Governments and financial industry have not educated consumers, he said. But Canadians also have themselves to blame, they must overcome their paralysis, he added.

“Canadians have to care more about their financial situation, by budgeting and spending more reasonably, using debt more intelligently, and accumulating savings more diligently.”

This, said Iannicelli, is an individual responsibility and that individuals need to govern their financial affairs properly. “And to do this, ( a responsible individual) needs to learn more and invest more time in order to better understand the impact of his or her own spending and savings habits.”

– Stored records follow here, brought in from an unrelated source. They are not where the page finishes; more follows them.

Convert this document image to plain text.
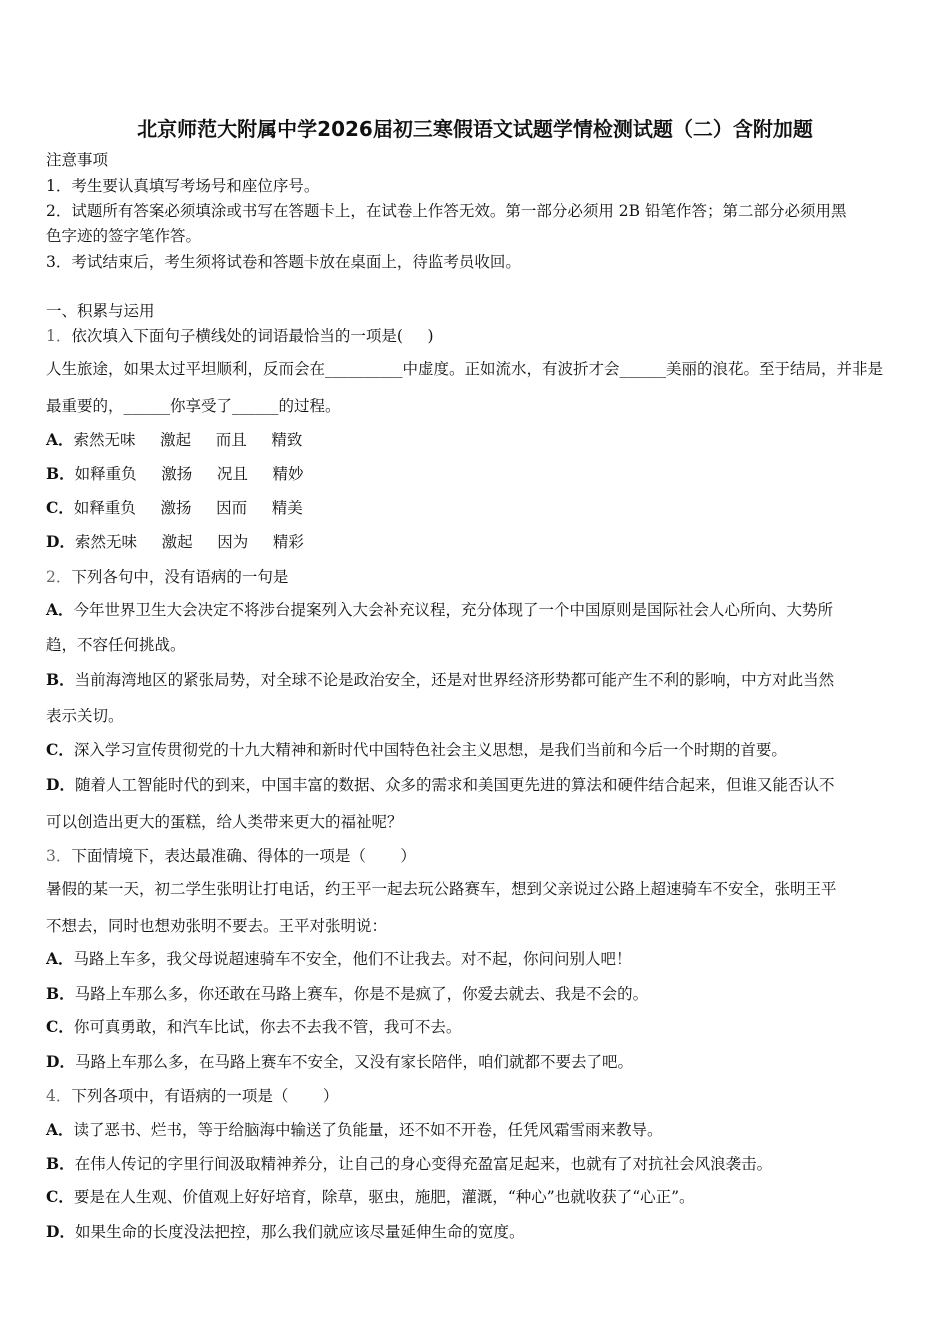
北京师范大附属中学2026届初三寒假语文试题学情检测试题（二）含附加题
注意事项
1．考生要认真填写考场号和座位序号。
2．试题所有答案必须填涂或书写在答题卡上，在试卷上作答无效。第一部分必须用 2B 铅笔作答；第二部分必须用黑
色字迹的签字笔作答。
3．考试结束后，考生须将试卷和答题卡放在桌面上，待监考员收回。
一、积累与运用
1．依次填入下面句子横线处的词语最恰当的一项是(     )
人生旅途，如果太过平坦顺利，反而会在__________中虚度。正如流水，有波折才会______美丽的浪花。至于结局，并非是
最重要的，______你享受了______的过程。
A．索然无味     激起     而且     精致
B．如释重负     激扬     况且     精妙
C．如释重负     激扬     因而     精美
D．索然无味     激起     因为     精彩
2．下列各句中，没有语病的一句是
A．今年世界卫生大会决定不将涉台提案列入大会补充议程，充分体现了一个中国原则是国际社会人心所向、大势所
趋，不容任何挑战。
B．当前海湾地区的紧张局势，对全球不论是政治安全，还是对世界经济形势都可能产生不利的影响，中方对此当然
表示关切。
C．深入学习宣传贯彻党的十九大精神和新时代中国特色社会主义思想，是我们当前和今后一个时期的首要。
D．随着人工智能时代的到来，中国丰富的数据、众多的需求和美国更先进的算法和硬件结合起来，但谁又能否认不
可以创造出更大的蛋糕，给人类带来更大的福祉呢？
3．下面情境下，表达最准确、得体的一项是（       ）
暑假的某一天，初二学生张明让打电话，约王平一起去玩公路赛车，想到父亲说过公路上超速骑车不安全，张明王平
不想去，同时也想劝张明不要去。王平对张明说：
A．马路上车多，我父母说超速骑车不安全，他们不让我去。对不起，你问问别人吧！
B．马路上车那么多，你还敢在马路上赛车，你是不是疯了，你爱去就去、我是不会的。
C．你可真勇敢，和汽车比试，你去不去我不管，我可不去。
D．马路上车那么多，在马路上赛车不安全，又没有家长陪伴，咱们就都不要去了吧。
4．下列各项中，有语病的一项是（       ）
A．读了恶书、烂书，等于给脑海中输送了负能量，还不如不开卷，任凭风霜雪雨来教导。
B．在伟人传记的字里行间汲取精神养分，让自己的身心变得充盈富足起来，也就有了对抗社会风浪袭击。
C．要是在人生观、价值观上好好培育，除草，驱虫，施肥，灌溉，“种心”也就收获了“心正”。
D．如果生命的长度没法把控，那么我们就应该尽量延伸生命的宽度。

Iannicelli suggested the sooner this education starts the better. He stressed the need for the inclusion of financial education as a vital part of school curriculum. “Sex education is (imparted) at grade six or seven now, why can’t financial literacy be on there too. It is critical,” said Iannicelli.

The idea of shaping financial behaviour in youth has found resonance in the Financial Planning Standards Council (FPSC), a not for profit organization dedicated to Canadians’ financial planning needs.

“FPSC supports the advancement of financial literacy for all Canadians,” said Cary List, president and CEO, FPSC. “The past year underscored that the status quo is insufficient in ensuring the economic, financial and social well-being of individuals and of our country,” he said.

FPSC recommended the need to go beyond increasing knowledge to focusing on behavioural change. Some of the submission highlights include:

  • Recognize the importance of starting financial literacy early in life, beginning in school grade.
  • Retirement planning should not displace the need for planning for all of life’s priorities. Financial planning should balance today’s needs with tomorrow’s demands.
  • Consumers should be educated on the questions to ask before investing or hiring a financial advisor to protect against fraud.

The submission eloquently mirrored what Iannicelli said rather succinctly. “Learn, budget and save.” Individuals who do that are taking responsibility and are being empowered.

“My point here is that there exists in Canada a serious financial literacy deficit,” said Iannicelli. “Canadians do not generally understand how to manage their financial situation, or they don’t want to.” He said it was a growing social issue and needed to be addressed.

He brought focus on another key component of financial responsibility: retirement planning. “Saving for the future is an important issue and we need to act – now.”

He asked government to do more to educate and motivate Canadians to think about retirement planning. “May be governments should even consider a scare campaign to get Canadians’ attention. It’s that serious,” he said.

Iannicelli offered strong views on pension programmes. “(Private sector) could do (pension planning) that is more efficient (than government-run plans), because that’s what we do.”

He assured those concerned about the cost of private pension plans that the competition will drive cost down and increase value to the consumer. “That’s our business. If we don’t do it well and (in a) cost-efficient (manner), we won’t sell anything,” said Iannicelli.

Government, he said, should leave pension planning to private players.

“It’s not their business. I have a real difficult time understanding how they can do nearly as good (a job) as the private sector.”